United Nations Resolution 1820 is the first to condemns the use of sexual violence as a tool of war and declares that “rape and other forms of sexual violence can constitute war crimes, crimes against humanity or a constitutive act with respect to genocide

The main points of Resolution 1820 are:

  • Strengthening the protection of women from sexual violence. This includes evacuating women under imminent threat and training troops on prohibition of sexual violence. It also mentions state-specific sanctions against parties to armed conflict who are perpetrators, and making sure that individuals who have participated in sexual violence are excluded from institutions that handle security issues when going into post-conflict.
  • Strengthening advocacy aimed at ending conflict-related sexual violence.

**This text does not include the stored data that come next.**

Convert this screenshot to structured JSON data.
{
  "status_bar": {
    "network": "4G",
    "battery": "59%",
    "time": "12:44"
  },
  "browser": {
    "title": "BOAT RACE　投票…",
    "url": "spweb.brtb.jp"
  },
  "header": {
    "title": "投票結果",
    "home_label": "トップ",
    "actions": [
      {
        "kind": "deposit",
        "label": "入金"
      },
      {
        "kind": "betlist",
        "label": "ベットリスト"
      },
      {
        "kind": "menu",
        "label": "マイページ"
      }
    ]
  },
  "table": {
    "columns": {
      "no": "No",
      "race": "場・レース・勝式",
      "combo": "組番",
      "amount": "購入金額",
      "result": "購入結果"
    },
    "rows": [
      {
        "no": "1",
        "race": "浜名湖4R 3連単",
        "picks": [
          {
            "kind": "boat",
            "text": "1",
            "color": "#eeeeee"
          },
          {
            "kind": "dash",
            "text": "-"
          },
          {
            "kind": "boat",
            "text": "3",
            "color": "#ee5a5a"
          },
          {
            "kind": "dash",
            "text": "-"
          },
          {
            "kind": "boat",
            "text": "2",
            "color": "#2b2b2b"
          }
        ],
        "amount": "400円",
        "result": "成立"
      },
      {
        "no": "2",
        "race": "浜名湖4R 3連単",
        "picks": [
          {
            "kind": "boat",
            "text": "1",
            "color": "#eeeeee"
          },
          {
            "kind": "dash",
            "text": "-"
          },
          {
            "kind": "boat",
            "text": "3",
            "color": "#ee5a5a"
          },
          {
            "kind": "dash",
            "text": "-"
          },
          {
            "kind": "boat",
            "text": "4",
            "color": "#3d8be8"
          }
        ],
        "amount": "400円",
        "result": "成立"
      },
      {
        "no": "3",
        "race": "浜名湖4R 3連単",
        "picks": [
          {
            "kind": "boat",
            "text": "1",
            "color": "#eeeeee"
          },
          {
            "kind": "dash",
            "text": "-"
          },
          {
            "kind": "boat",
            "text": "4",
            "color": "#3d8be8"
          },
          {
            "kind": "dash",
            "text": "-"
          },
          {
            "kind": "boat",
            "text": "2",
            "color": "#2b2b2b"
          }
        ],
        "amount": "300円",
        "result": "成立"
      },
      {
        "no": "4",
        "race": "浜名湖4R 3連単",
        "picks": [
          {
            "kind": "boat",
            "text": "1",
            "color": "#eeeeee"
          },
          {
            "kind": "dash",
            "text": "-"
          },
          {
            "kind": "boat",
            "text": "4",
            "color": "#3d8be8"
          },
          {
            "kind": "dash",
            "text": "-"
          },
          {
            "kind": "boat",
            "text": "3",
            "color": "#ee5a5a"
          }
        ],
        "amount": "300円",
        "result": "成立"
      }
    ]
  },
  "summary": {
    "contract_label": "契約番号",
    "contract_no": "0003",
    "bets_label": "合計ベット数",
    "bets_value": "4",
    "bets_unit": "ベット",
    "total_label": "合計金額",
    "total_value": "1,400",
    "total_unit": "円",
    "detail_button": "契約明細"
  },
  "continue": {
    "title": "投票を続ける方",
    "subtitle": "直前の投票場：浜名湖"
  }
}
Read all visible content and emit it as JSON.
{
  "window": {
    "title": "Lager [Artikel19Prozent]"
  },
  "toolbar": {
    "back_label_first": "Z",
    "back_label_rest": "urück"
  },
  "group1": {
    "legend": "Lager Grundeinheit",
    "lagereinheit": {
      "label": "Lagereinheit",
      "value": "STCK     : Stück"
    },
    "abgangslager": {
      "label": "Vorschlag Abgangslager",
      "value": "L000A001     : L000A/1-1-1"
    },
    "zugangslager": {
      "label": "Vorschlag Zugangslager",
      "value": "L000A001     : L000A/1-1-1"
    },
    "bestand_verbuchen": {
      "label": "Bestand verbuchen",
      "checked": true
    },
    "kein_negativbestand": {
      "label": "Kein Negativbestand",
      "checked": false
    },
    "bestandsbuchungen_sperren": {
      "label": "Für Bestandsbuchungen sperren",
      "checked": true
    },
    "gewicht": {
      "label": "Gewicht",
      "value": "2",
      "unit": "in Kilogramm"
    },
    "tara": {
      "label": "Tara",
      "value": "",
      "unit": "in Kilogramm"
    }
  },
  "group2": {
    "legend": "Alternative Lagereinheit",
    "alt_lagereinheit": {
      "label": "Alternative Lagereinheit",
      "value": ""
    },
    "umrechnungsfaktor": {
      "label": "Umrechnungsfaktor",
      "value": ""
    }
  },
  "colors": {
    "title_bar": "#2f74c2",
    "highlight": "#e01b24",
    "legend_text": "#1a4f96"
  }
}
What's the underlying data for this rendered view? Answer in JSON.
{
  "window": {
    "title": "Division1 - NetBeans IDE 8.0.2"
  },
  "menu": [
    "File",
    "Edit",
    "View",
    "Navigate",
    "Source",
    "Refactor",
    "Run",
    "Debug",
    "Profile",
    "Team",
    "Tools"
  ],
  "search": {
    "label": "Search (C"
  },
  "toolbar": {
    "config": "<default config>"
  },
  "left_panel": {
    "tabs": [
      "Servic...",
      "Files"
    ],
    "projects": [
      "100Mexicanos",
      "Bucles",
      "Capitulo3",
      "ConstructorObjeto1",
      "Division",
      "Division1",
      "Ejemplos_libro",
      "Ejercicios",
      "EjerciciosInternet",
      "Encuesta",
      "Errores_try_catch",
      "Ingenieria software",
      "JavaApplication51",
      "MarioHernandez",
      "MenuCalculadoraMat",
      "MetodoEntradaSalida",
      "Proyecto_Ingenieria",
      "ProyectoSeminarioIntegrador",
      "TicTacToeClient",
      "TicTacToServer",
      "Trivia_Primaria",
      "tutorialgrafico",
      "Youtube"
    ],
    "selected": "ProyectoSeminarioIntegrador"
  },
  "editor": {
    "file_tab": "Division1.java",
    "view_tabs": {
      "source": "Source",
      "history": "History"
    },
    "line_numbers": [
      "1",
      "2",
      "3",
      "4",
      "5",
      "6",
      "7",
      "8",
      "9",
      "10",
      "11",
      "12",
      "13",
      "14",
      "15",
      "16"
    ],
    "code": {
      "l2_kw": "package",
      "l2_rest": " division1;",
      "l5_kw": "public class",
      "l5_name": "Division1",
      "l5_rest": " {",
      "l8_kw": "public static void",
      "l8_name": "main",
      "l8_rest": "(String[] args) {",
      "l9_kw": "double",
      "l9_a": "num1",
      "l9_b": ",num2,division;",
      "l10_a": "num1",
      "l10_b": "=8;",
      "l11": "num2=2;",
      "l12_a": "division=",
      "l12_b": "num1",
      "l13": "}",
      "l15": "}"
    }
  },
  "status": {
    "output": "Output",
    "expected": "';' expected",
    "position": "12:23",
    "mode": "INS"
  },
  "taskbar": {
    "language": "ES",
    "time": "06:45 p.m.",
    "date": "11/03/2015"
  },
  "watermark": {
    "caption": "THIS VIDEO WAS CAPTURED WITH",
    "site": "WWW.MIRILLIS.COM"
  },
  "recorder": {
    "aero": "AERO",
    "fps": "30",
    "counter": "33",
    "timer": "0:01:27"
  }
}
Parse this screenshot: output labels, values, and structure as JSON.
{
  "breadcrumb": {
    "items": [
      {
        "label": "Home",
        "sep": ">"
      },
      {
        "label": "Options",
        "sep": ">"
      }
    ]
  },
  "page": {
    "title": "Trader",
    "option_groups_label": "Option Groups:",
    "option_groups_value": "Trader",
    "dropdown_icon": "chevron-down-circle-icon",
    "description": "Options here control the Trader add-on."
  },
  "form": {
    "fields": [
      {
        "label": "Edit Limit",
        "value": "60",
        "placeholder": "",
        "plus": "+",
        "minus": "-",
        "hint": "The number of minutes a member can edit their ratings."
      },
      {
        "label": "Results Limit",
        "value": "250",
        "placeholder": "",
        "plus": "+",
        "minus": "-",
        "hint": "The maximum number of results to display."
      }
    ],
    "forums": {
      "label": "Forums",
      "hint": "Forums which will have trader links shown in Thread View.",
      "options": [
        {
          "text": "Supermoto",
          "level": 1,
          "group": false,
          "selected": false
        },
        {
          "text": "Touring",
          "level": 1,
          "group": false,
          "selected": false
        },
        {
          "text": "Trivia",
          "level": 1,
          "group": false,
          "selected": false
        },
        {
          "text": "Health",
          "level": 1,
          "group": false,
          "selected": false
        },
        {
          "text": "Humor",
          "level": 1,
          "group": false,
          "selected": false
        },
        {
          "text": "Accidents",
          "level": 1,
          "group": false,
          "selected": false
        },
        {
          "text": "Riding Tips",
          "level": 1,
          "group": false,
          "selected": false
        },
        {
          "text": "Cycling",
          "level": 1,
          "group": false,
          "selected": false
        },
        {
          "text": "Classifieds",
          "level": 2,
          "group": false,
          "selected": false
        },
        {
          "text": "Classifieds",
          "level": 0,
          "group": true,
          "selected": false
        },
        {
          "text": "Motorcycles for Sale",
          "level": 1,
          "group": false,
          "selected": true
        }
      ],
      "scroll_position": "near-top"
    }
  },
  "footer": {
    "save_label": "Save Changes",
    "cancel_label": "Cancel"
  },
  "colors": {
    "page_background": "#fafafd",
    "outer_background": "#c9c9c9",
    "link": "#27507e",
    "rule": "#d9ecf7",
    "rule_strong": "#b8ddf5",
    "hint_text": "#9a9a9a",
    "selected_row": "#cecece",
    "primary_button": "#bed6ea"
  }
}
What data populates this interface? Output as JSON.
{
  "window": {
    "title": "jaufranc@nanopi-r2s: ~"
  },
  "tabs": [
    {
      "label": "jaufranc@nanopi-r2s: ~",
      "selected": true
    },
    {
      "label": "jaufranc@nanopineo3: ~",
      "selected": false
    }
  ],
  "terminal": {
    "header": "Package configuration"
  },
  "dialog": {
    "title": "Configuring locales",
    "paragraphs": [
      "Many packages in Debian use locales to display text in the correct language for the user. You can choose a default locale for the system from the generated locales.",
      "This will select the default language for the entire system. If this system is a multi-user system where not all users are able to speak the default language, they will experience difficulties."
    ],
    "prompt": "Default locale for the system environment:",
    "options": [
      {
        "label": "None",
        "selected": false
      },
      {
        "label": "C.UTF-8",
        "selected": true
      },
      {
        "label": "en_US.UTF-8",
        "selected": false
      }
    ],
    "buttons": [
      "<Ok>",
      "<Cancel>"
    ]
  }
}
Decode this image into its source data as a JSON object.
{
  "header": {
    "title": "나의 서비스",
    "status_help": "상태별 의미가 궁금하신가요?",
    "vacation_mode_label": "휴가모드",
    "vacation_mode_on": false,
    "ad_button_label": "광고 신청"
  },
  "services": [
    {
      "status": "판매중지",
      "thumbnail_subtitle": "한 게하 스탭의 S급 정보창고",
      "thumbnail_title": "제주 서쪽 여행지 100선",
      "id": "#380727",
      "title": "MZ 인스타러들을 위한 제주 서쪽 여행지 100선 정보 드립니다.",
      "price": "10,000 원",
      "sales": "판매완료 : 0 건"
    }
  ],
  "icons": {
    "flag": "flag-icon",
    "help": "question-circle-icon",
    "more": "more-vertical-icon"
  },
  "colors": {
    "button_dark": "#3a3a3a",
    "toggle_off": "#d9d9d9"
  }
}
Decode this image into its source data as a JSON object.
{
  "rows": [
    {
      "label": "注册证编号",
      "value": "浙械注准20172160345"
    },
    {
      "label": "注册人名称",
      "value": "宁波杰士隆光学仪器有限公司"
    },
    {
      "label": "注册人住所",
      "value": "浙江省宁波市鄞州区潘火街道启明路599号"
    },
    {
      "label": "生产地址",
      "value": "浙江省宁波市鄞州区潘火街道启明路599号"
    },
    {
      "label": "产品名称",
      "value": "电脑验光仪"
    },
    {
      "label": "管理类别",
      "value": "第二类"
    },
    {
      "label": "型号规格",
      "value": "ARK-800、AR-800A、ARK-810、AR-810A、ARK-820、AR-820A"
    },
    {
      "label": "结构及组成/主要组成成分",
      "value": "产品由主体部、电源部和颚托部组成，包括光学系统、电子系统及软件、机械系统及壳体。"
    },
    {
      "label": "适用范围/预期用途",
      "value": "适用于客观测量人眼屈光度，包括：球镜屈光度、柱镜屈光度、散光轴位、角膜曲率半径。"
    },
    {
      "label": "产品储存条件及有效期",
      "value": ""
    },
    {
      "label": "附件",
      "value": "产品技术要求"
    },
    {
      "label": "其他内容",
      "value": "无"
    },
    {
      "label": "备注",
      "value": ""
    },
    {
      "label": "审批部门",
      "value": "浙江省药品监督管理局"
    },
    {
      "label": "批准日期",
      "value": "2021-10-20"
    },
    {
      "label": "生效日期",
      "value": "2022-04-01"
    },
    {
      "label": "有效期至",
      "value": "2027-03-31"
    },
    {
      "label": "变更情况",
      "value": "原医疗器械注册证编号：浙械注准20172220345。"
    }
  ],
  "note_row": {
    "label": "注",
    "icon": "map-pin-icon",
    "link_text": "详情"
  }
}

Focuses on training of UN peace operations personnel and on ”exposing myths” that fuel sexual violence at country level.
  • Supporting victims of sexual violence. All countries should develop and strengthen their basic health services, maternal care and psychosocial counselling.
  • Countering impunity and strengthening accountability. This includes developing systems to account for and prosecute crimes of sexual violence, and never letting sexual violence be part of amnesty provisions in peace processes. National institutions should also be strengthened so they have the capacity to collect necessary data and evidence to prosecute these crimes.
  • Strengthening women’s participation locally. It mentions the importance of empowering civil society actors who advocate against sexual violence and support victims. Calls for increased dialogue between the UN and regional, state and civil society actors on women and women’s organizations in peace processes and governance. Special envoys should be encouraged to include women in discussions on conflict resolution and peace.
  • Increasing women’s representation and integrating gender perspectives in peace operations. More women should be deployed as peacekeeping personnel, in all professions and at all levels. Extensive training of peacekeeping personnel both regarding codes of conduct and how to keep civilians protected from sexual violence. Zero-tolerance policies on sexual exploitation and abuse in UN peacekeeping operations.